Chantal had a bit of a run several decades ago. The Social Security Administration keeps track of the top 1,000 most popular names, and Chantal first appeared in 1968 at 955. It shows up most years in the 1980s and ‘90s, reaching a robust 581 in both 1987 and 1989 before declining to 922 in 1999 and has not been heard from since.
So what other names has the National Weather Service dreamed up for the 2013 hurricane season in the Atlantic?
First a word about process.
The National Weather Service uses names because they are much more practical than actual latitude-longitude designations, and names make it easier to distinguish among several storms which might be churning around at the same time during a busy hurricane season. The names themselves are selected by regional committees of the World Meteorological Organization, which has a six-year list of storm names that will be repeated indefinitely. The only exceptions are names of dreadful storms that no one wants to hear again — think Hazel, Andrew, Fran, Floyd and Katrina and you get the picture. Originally, like ship names, hurricane names were all feminine, but in 1979 men’s names were also adopted, alternating with the women.
So who is on tap for 2013?
Andrea, Barry, and Chantal are already history, and we have Dorian, Erin, Fernand, Gabrielle, Humberto, Ingrid, Jerry, Karen, Lorenzo, Melissa, Nestor, Olga, Pablo, Rebekah, Sebastian, Tanya, Van and Wendy to look forward to.

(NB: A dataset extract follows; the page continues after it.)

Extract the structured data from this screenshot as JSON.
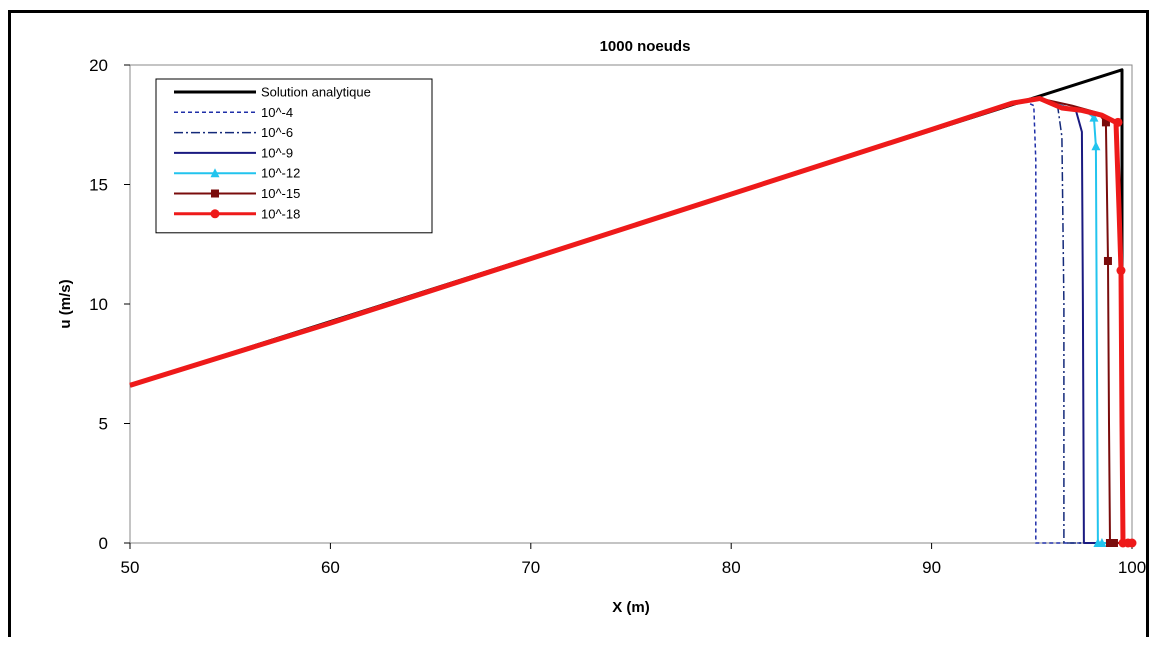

And how do these names stack up with what parents are blessing their precious jewels with in 2013?
Parents and hurricane namers apparently have very different tastes. None of the 2013 hurricane names are anywhere near the parental top ten, or even the parental top 100. Some never even made the top 1,000 list. Since 2000, only four of this year’s hurricane names — Erin, Gabrielle, Melissa and Sebastian — have made the parents’ top 100. Several others, including Dorian, Humberto and Ingrid, made it into the parents’ top 1,000, while Fernand and Olga flamed out completely.

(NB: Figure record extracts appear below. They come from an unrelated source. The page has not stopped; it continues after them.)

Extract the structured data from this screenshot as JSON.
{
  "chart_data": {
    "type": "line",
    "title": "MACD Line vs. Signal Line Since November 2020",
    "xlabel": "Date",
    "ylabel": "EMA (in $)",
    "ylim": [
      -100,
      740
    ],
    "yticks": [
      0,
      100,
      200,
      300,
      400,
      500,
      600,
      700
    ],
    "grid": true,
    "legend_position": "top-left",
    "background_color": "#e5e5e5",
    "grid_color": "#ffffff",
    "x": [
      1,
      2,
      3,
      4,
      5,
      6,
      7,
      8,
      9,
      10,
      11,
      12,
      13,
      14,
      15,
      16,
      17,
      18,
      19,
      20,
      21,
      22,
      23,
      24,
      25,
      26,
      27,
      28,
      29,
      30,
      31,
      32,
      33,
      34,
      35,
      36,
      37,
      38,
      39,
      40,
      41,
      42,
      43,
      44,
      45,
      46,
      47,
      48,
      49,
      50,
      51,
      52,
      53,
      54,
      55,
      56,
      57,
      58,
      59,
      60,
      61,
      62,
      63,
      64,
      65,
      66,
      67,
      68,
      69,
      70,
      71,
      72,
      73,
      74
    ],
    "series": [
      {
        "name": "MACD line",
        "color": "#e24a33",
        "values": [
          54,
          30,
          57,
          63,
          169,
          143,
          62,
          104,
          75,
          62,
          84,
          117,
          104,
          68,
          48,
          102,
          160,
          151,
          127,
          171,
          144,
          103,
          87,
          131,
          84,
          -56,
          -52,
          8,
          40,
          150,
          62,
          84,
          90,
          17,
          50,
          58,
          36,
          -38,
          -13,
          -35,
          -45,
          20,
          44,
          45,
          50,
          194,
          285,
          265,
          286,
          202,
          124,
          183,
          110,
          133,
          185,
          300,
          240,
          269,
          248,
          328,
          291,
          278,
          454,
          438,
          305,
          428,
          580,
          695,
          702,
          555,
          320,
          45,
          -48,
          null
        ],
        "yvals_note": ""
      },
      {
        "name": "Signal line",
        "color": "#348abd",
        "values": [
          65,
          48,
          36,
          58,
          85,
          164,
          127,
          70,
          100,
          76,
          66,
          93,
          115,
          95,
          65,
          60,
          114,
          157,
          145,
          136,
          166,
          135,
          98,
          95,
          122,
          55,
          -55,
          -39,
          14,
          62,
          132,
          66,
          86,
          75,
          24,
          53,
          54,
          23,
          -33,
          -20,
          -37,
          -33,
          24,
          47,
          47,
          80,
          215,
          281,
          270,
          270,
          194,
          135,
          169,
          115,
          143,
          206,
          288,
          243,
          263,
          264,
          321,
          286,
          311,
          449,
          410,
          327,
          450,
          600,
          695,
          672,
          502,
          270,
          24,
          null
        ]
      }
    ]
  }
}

We have lots of time and plenty of waves to ride before hurricane season officially ends on Nov. 30. We all hope, of course, for fewer, smaller and weaker storms, even though the National Oceanic and Atmospheric Administration is predicting an active season in the Atlantic with as many as 20 named storms, three to six of which could be major hurricanes — categories 3, 4 or 5.
Keep your fingers crossed that the NOAA is way off on that prediction!

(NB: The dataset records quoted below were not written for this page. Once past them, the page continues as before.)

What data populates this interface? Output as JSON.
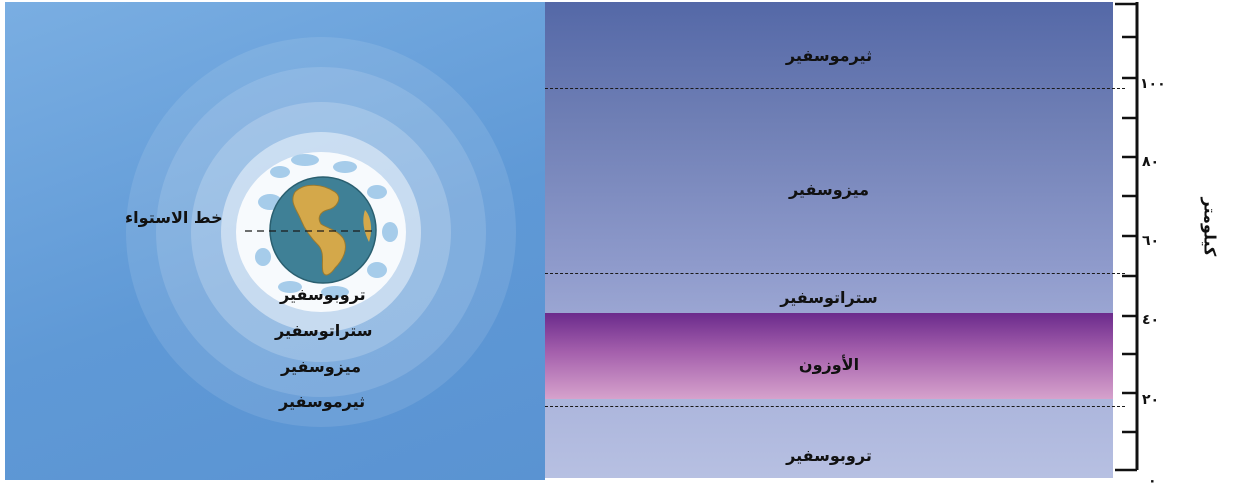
{
  "globe": {
    "equator_label": "خط الاستواء",
    "legend": [
      "تروبوسفير",
      "ستراتوسفير",
      "ميزوسفير",
      "ثيرموسفير"
    ]
  },
  "layers": {
    "thermosphere": "ثيرموسفير",
    "mesosphere": "ميزوسفير",
    "stratosphere": "ستراتوسفير",
    "ozone": "الأوزون",
    "troposphere": "تروبوسفير"
  },
  "axis": {
    "title": "كيلومتر",
    "tick_labels": [
      "٠",
      "٢٠",
      "٤٠",
      "٦٠",
      "٨٠",
      "١٠٠"
    ]
  },
  "colors": {
    "sky": "#5f99d6",
    "ozone": "#6b2b8c",
    "troposphere": "#b7c0e2"
  }
}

No matter what their size, what happens if there are so many storms we run out of names for 2013?
The National Hurricane Center has thought of that, too, and has a plan. If Wendy comes and goes and we still need more names, we will look to the Greek alphabet and proceed with Alpha, Beta, Gamma, Delta and so on.
Not to worry. I have no plans to write about tats next week and what they will look like when the wearer is 80 — even though I am always tempted …
Photo: Hurricane names are selected by regional committees of the World Meteorological Organization.